O avanço exponencial no uso desse instrumento jurídico impõe reflexões urgentes: há uma demanda crescente por proteção de direitos fundamentais e um amadurecimento no acesso à Justiça, ou o que se vê é o emprego indiscriminado do habeas corpus, sintoma de falhas que empurram para os tribunais superiores a correção de distorções estruturais? A resposta está longe de ser unânime. Magistrados, membros do Ministério Público (MP), advogados e defensores públicos observam o fenômeno a partir de ângulos diversos, mas uma coisa é certa: o debate convida à revisão crítica do Sistema de Justiça criminal.

Em jogo está não apenas a eficiência da máquina judiciária, mas a própria ideia de justiça em um país que ainda lida com profundas desigualdades. Entre a garantia dos direitos fundamentais e a necessidade de um Judiciário funcional, o habeas corpus continua a ser, mais do que nunca, um termômetro da democracia brasileira.

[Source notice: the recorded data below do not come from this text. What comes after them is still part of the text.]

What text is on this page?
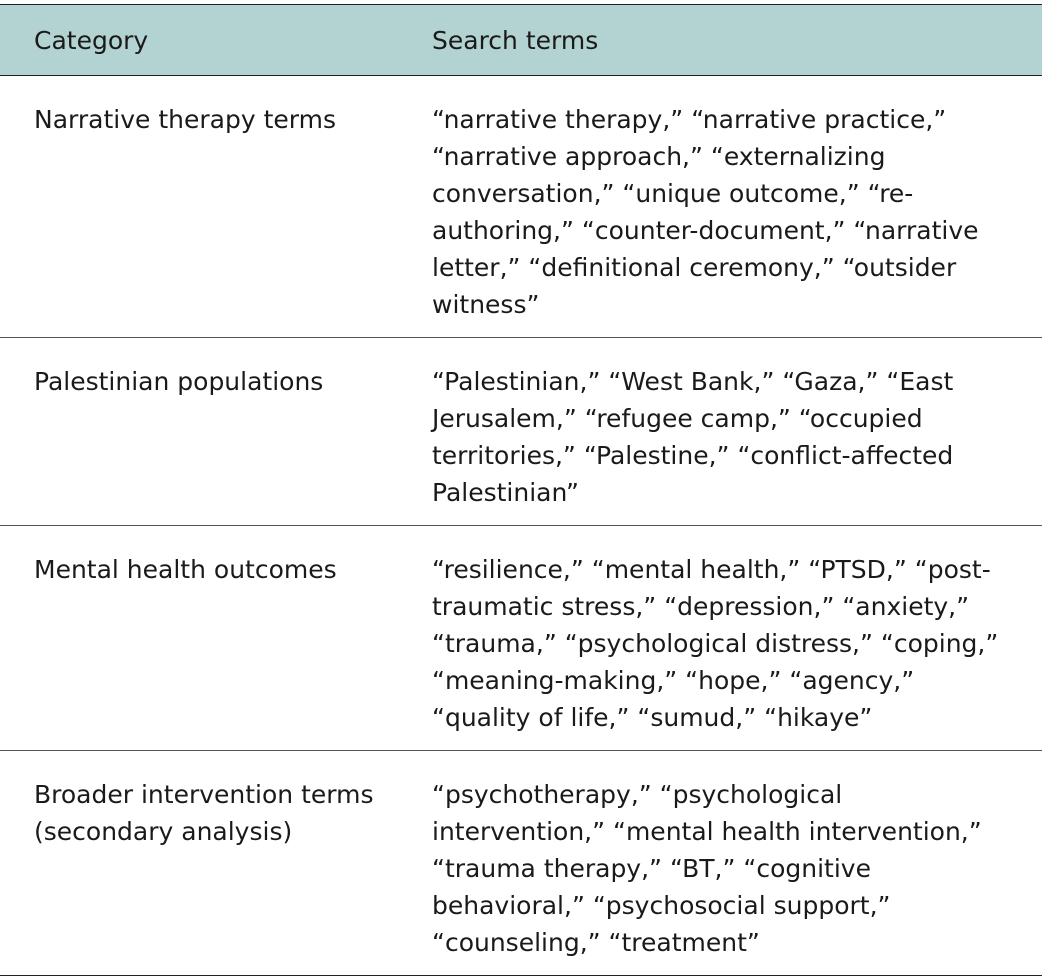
Category	Search terms
Narrative therapy terms	“narrative therapy,” “narrative practice,” “narrative approach,” “externalizing conversation,” “unique outcome,” “re-authoring,” “counter-document,” “narrative letter,” “definitional ceremony,” “outsider witness”
Palestinian populations	“Palestinian,” “West Bank,” “Gaza,” “East Jerusalem,” “refugee camp,” “occupied territories,” “Palestine,” “conflict-affected Palestinian”
Mental health outcomes	“resilience,” “mental health,” “PTSD,” “post-traumatic stress,” “depression,” “anxiety,” “trauma,” “psychological distress,” “coping,” “meaning-making,” “hope,” “agency,” “quality of life,” “sumud,” “hikaye”
Broader intervention terms (secondary analysis)	“psychotherapy,” “psychological intervention,” “mental health intervention,” “trauma therapy,” “BT,” “cognitive behavioral,” “psychosocial support,” “counseling,” “treatment”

Uso do habeas corpus como substitutivo recursal

A avalanche de habeas corpus no STJ não é, conforme o desembargador e doutrinador Guilherme de Souza Nucci, do Tribunal de Justiça de São Paulo (TJSP), um problema com causa única ou responsabilidade isolada. Para ele, trata-se de um reflexo complexo de uma engrenagem que funciona com desalinho. Nucci aponta fatores estruturais como o crescimento populacional, a desigualdade social e o avanço da criminalidade como os verdadeiros motores desse cenário, que acaba sobrecarregando o Sistema de Justiça.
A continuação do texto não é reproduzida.